My first awareness of the issue occurred when I was nine. I attended a choir school for boys modeled after the cathedral schools of England. St. Peter’s Choir School in Philadelphia no longer exists as a choir school – having become an independent, coeducational, private day school, and a flourishing one at that.
But in 1957 there were forty of us, all boys, grades four through nine. The music and academic educations were demanding and wonderful. Mandatory Latin, mandatory French, mandatory piano lessons and sight-singing class, mandatory public speaking and religious education in the ways of the Episcopal Church – these subjects in addition to the usual English, mathematics, science, history and the like.
Everyday a choral rehearsal after school, two rehearsals on Friday and two on Sunday – one before each of the two services sung every Sunday, September through early June. It was at these church services that I first noticed it.

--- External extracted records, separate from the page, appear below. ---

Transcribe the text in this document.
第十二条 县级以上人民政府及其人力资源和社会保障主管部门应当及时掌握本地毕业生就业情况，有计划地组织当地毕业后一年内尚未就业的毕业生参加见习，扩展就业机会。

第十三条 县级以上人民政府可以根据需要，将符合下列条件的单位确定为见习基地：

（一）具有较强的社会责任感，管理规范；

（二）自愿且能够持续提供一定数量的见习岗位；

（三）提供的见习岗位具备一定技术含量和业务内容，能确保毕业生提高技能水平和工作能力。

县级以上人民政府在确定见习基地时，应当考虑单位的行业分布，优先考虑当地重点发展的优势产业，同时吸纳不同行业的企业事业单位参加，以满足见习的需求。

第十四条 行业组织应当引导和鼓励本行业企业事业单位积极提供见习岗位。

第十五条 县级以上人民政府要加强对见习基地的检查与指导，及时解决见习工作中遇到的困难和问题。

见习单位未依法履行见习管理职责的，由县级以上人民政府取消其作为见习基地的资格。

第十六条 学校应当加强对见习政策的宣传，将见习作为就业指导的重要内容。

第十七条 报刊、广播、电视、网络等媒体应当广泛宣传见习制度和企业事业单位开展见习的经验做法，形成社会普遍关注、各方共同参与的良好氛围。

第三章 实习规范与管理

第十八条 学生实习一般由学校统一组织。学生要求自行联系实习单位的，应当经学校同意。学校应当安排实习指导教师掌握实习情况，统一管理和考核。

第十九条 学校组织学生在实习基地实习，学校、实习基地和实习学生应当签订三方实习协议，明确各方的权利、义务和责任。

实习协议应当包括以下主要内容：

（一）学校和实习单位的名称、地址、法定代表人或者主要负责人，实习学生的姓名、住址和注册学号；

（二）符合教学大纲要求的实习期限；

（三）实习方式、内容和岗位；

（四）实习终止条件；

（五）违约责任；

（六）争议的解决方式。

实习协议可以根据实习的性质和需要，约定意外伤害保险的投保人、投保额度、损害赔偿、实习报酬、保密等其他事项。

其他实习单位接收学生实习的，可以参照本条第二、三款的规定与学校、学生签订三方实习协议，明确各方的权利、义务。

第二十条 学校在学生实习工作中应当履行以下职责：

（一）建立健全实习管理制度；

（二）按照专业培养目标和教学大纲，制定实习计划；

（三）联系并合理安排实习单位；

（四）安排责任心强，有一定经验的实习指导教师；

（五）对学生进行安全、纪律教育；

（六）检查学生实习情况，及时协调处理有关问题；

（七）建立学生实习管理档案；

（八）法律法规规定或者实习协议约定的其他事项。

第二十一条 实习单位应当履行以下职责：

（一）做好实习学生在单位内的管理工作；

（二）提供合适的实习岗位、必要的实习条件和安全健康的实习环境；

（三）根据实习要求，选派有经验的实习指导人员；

We’d be singing some incredibly moving choral composition by Bach or Palestrina or Rachmaninoff, or. . .and during measures when I was not singing but counting rests, my eyes would occasionally furtively scan the congregation.
The Rector of the parish looked bored out of his mind. Some were busy reading the church bulletin, some were asleep – no one ever talked. But some were hanging on every note we sang with rapt attention. Who were these people? Why were they listening to the music – an amazingly rewarding behavior I had discovered even earlier in my life.
I didn’t know it at the time, but my life’s work was being formed and shaped.